We met Brent Glass at the recent Cather Conference in Red Cloud, Nebraska, where he was one of the speakers.  Naturally, I was eager to read his book!

First, I was pleased by how many of the sites he recommends are places we have visited.  Perhaps that should not have been a surprise, since we both enjoy learning about history and plan many of our trips for that purpose.

Second, I was tempted to add more of his recommendations to our bucket list of future trips, as well as being affirmed in my hopes to visit places already on our list.

Several of my blogs have emphasized the lessons history has to teach, as well as pointing out that history has a way of repeating itself--not always directly but certainly in ways that share common issues.  Consider, for an example, the struggles of Isaac Werner and other farmers and working class people in the late 1800s during which time another group of Americans were living in what came to be known as the "Gilded Age."  In Chapter 38, Glass shares a quote from Will Rogers speaking in 1931:  "The only problem that confronts this country today see that every man that wants to is able to work...and also to arrange some way of getting more equal distribution of the wealth in the country."

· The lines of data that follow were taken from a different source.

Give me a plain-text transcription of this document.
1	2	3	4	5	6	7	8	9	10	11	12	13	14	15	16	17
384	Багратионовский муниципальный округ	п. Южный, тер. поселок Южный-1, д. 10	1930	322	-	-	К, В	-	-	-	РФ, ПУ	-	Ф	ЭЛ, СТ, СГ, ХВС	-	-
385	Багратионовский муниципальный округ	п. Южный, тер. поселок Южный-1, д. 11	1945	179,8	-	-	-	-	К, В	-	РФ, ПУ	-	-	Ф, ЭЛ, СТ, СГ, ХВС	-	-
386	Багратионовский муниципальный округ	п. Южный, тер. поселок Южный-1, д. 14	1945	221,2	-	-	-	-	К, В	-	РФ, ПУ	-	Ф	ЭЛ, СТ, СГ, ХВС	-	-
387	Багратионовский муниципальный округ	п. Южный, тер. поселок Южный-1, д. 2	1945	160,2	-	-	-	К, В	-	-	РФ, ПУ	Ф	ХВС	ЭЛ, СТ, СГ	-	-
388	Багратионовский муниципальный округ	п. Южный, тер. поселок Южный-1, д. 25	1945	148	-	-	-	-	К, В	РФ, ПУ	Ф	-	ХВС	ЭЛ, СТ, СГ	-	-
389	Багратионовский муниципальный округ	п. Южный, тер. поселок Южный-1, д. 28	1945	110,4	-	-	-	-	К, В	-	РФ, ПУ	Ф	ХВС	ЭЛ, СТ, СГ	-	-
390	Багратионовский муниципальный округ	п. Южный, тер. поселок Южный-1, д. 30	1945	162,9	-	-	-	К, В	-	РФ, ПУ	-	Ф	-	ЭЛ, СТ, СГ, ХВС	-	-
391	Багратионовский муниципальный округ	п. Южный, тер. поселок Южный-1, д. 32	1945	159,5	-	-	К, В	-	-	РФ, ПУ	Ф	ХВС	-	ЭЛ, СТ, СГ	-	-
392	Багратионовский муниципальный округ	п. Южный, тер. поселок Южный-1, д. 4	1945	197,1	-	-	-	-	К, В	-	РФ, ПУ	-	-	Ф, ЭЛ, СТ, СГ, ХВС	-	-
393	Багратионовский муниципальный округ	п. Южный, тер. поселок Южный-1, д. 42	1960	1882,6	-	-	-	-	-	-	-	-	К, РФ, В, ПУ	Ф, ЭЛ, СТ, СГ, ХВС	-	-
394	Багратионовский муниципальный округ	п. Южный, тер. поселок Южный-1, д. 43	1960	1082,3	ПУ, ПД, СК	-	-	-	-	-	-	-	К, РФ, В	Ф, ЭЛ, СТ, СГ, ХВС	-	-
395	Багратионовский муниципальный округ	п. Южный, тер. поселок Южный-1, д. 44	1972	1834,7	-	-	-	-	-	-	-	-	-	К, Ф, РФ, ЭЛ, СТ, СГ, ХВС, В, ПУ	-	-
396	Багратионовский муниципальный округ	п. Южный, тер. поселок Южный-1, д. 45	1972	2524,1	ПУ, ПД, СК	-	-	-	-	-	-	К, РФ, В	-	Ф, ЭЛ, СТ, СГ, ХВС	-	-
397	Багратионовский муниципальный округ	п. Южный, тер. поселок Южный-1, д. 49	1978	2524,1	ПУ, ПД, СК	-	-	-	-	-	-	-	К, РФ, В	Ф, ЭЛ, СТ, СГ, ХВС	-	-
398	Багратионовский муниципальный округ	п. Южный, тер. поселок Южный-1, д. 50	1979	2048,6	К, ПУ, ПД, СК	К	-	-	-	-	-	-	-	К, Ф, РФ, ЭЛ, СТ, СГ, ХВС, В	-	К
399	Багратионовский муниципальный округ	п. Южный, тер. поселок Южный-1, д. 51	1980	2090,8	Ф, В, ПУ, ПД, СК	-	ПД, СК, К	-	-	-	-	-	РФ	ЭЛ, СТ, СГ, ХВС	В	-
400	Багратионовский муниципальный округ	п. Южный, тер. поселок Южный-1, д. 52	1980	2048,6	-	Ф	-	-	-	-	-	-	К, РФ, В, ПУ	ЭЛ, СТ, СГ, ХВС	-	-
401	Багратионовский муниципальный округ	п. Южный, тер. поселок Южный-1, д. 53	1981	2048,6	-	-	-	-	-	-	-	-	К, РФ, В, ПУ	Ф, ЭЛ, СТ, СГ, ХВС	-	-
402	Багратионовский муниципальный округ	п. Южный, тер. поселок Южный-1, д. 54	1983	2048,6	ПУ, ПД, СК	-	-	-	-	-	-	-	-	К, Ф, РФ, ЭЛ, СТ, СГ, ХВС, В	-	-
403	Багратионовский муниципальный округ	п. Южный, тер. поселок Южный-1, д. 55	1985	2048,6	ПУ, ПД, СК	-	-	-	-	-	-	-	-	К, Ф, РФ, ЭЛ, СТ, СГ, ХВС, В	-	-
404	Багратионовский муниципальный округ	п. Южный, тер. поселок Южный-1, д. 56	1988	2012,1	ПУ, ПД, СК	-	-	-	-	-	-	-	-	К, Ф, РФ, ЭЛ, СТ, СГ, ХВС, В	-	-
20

While considering the similarities of the economic issues of those two historic periods, reflect on some of the things we are hearing in the news of today.  The ability of Will Rogers to use humor to address serious social issues remains as relevant today as it was during his lifetime, and the state of Oklahoma has recognized his ongoing contribution to the nation's dialogue by naming Route 66 "Will Rogers Highway."

Route 66 opened as a federal road in 1927, and Glass points out the significance of multistate roads in giving Americans greater independence and mobility.  However, Route 66 also became the pathway to California taken by the Dust Bowl farmers migrating west.  During the Steinbeck Retreat about which I have written in recent blogs, we spent a great deal of time discussing The Grapes of Wrath, from which Glass quotes:  "...the people are in flight, and they come into 66 from the tributary side roads, from the wagon tracks and the rutted country roads."

Yet, many of us think of Route 66 as the theme of Nat King Cole's rendition of the popular lyrics urging a generation to 'get your kicks on Route 66' or we think of the TV show in which the Corvette was as important as the characters.  Route 66 was decommissioned as a highway in 1985, but Clinton, OK has a museum that preserves memories of the road's glory days.

At the end of the chapter, Glass suggests the following places to include in your visit in addition to The Will Rogers Birthplace Ranch, and the Museum in Claremore (  Trail of Tears National Historic Trail (, Gilcrease Museum (, Woody Guthrie Center (, Rogers County Historical Society (, and Route 66 Corridor Preservation Program (

This blog shares only one of Brent Glass's recommendations, but there are 49 more in his book!